Everyone forgot though to mention all of this to Travis Head and the potent Australian bowling unit.
Head supplied what India had lacked in their innings earlier in the day: a batter at the top of the order to make a hundred. His second of the tournament, and also a follow-up from his half-century that earned him the Player of the Match in the semi-final victory over South Africa.
All of this from a player that was still recuperating from a fracture to his left hand back home while Australia were losing their opening two matches of the tournament. But that all seems such a long time ago now.
Only the present matters, and this is where Australia reaffirmed their long, rarely interrupted dominance of the one-day game, and their particular affection for this World Cup title they first won here in India almost 36 years ago.
Head did not play an uncertain stroke from the moment he entered the arena with David Warner in pursuit of India’s 241 victory target.
He played with both power and panache, striking 15 fours and four sixes in his majestic 137, with each boundary racing to the boundary in complete silence.
But after losing Warner (7), Mitchell Marsh (15) and Steve Smith (4) that provided hope to the masses, Head required a partner just to stabilise the run chase. He found the perfect man for the job in Marnus Labuschagne.
Together, they compiled a composed, studiously determined fourth-wicket stand of 192 from 215 balls which took Australia home to the dismay of millions.
In the process Head brought up his century off 95 balls with hardly a murmur of congratulatory applause, while Labuschagne also raised his bat for a half-century.
For India, they were left to process how a campaign that had progressed so serenely to the final with 10 victories on the trot had managed to crash and burn at the most critical stage.

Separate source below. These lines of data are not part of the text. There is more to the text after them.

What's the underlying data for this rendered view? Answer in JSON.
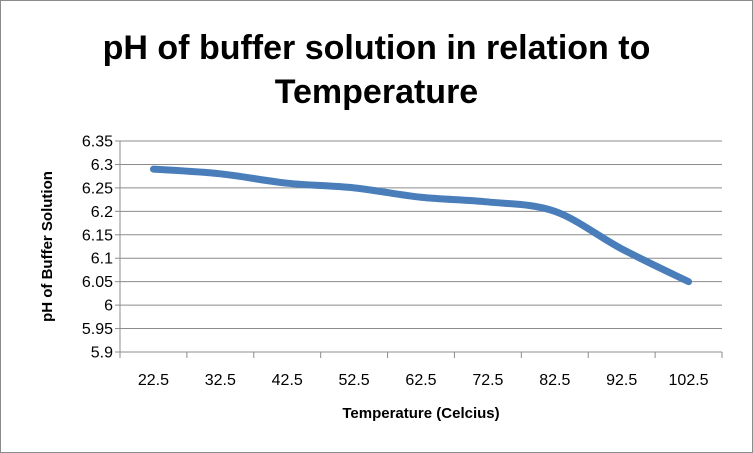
{
  "chart_data": {
    "type": "line",
    "title_line1": "pH of buffer solution in relation to",
    "title_line2": "Temperature",
    "xlabel": "Temperature (Celcius)",
    "ylabel": "pH of Buffer Solution",
    "categories": [
      "22.5",
      "32.5",
      "42.5",
      "52.5",
      "62.5",
      "72.5",
      "82.5",
      "92.5",
      "102.5"
    ],
    "y_ticks": [
      "5.9",
      "5.95",
      "6",
      "6.05",
      "6.1",
      "6.15",
      "6.2",
      "6.25",
      "6.3",
      "6.35"
    ],
    "ylim": [
      5.9,
      6.35
    ],
    "grid": true,
    "legend": "none",
    "series": [
      {
        "values": [
          6.29,
          6.28,
          6.26,
          6.25,
          6.23,
          6.22,
          6.2,
          6.12,
          6.05
        ],
        "color": "#4a7ebb"
      }
    ]
  }
}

A further bitter pill to swallow was that it was also India’s successive loss to Australia in a major final this year after Pat Cummins’ side already eclipsed them in the ICC World Test Championship showpiece at The Oval.
Cummins had surprised all and sundry earlier in the afternoon when he called correctly and opted to insert the hosts. It seemed at that stage that he was handing the initiative to Rohit Sharma’s team, and when India raced to 30 without loss within the first four overs, the tide was certainly with the men in blue.
But Mitchell Starc is an experienced World Cup final campaigner, and the veteran of the 2015 winning Australian team, dragged it back with the opening wicket of Shubman Gill.
India still seemed in command though with Sharma (47) and Virat Kohli intent on taking the attack to the Australian bowlers.
The game changer, though, came about in the 10th over. And yes, you guessed it, Head had a critical role in it.
Sharma had just smashed Glenn Maxwell for a six and a boundary, and attempted to go over the top again, but on this occasion he only managed to splice it over cover where Head sprinted back before diving full length to take a splendid two-hander.
Kohli went on to make 54, but he too was knocked by Cummins when well set. KL Rahul tried to keep it all together in the middle with a fighting 66, but Australia kept chipping away through Starc (3/55), Hazlewood (2/60) and the skipper Cummins (2/34) to restrict India to a total they ultimately cruised past in emphatic fashion.